"You are doing yourself harm with all this," he said gently again. "And there is really no occasion for it, that I can see."
Her silent extremity of grief—her utter discomfiture was pitiful to look upon. It touched him profoundly, for he penetrated the meaning of it. She was overwhelmed with the knowledge of the sacrifice he had made for her—and with pity for herself.
All he could do was to wait quietly till the feeling, roused afresh by his presence, had spent itself.
"Oh, I did not know," she whispered at last, through the shielding hands. "I did not know you would do that.... You have ruined yourself.... You should have let them hang me."

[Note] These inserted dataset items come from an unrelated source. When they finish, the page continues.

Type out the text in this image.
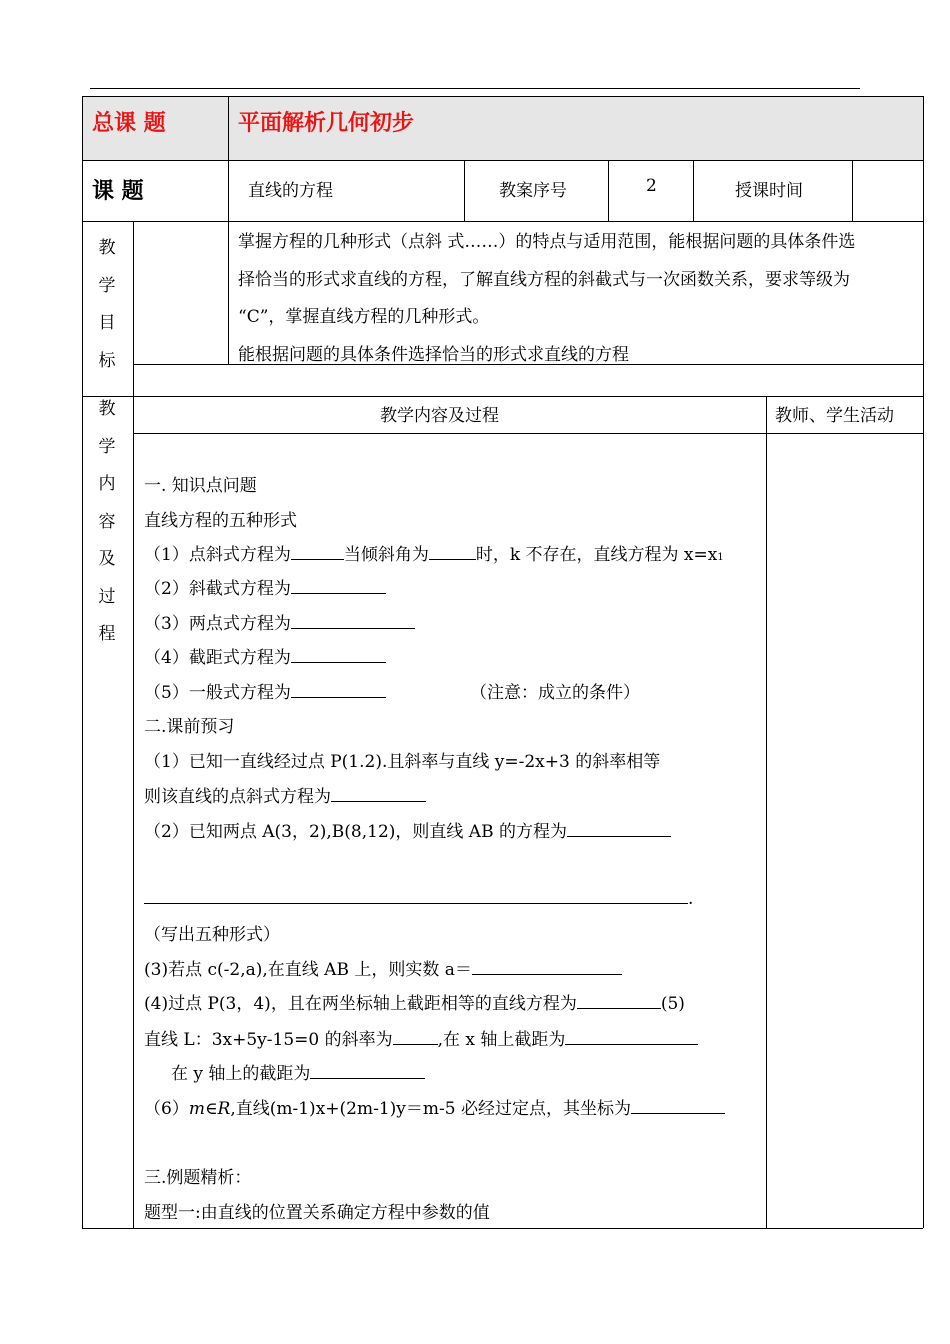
总课 题	平面解析几何初步
课 题	直线的方程	教案序号	2	授课时间
教
学
目
标
掌握方程的几种形式（点斜 式……）的特点与适用范围，能根据问题的具体条件选
择恰当的形式求直线的方程，了解直线方程的斜截式与一次函数关系，要求等级为
“C”，掌握直线方程的几种形式。
能根据问题的具体条件选择恰当的形式求直线的方程
教
学
内
容
及
过
程
教学内容及过程	教师、学生活动
一. 知识点问题
直线方程的五种形式
（1）点斜式方程为	当倾斜角为	时，k 不存在，直线方程为 x=x1
（2）斜截式方程为
（3）两点式方程为
（4）截距式方程为
（5）一般式方程为	（注意：成立的条件）
二.课前预习
（1）已知一直线经过点 P(1.2).且斜率与直线 y=-2x+3 的斜率相等
则该直线的点斜式方程为
（2）已知两点 A(3，2),B(8,12)，则直线 AB 的方程为
.
（写出五种形式）
(3)若点 c(-2,a),在直线 AB 上，则实数 a＝
(4)过点 P(3，4)，且在两坐标轴上截距相等的直线方程为	(5)
直线 L：3x+5y-15=0 的斜率为	,在 x 轴上截距为
在 y 轴上的截距为
（6）m∈R,直线(m-1)x+(2m-1)y＝m-5 必经过定点，其坐标为
三.例题精析：
题型一:由直线的位置关系确定方程中参数的值
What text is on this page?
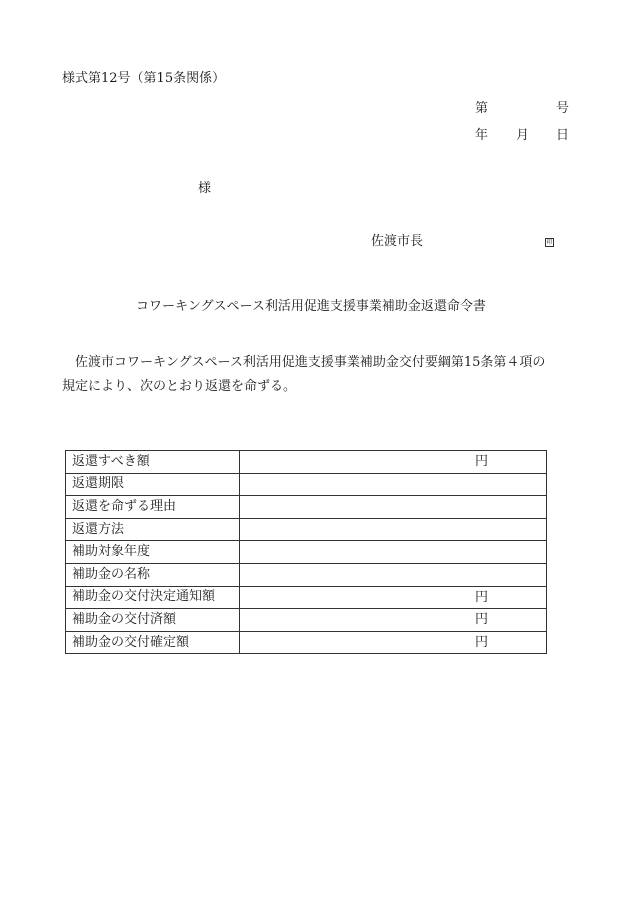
様式第12号（第15条関係）
第	号
年 月 日
様
佐渡市長	印
コワーキングスペース利活用促進支援事業補助金返還命令書

佐渡市コワーキングスペース利活用促進支援事業補助金交付要綱第15条第４項の

規定により、次のとおり返還を命ずる。

返還すべき額	円

返還期限	

返還を命ずる理由	

返還方法	

補助対象年度	

補助金の名称	

補助金の交付決定通知額	円

補助金の交付済額	円

補助金の交付確定額	円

And there and then, on the spur of the moment, he leaped up a height which he had not even sighted a second before.
He had, by the sacrifice of his prospects, saved her from the legal consequences of her act. That was irrevocably past and done with, and he must pay the price. But she was paying a double due—remorse for what she herself had done, bitter sorrow at the ruinous price he had paid for her safety.
He had saved her life. Why not save her the rest?—her peace of mind, all her possibilities of future happiness.
In any case it would make no difference to him. For her it might mean all the difference between darkness and light for the rest of her life. And she looked pitifully helpless and hopeless as she lay there sobbing convulsively in the big chair.
He saw the possibility in a flash and gripped it.
"Hang you? Why on earth should anyone want to hang you?" he asked, with all the natural surprise he could put into it.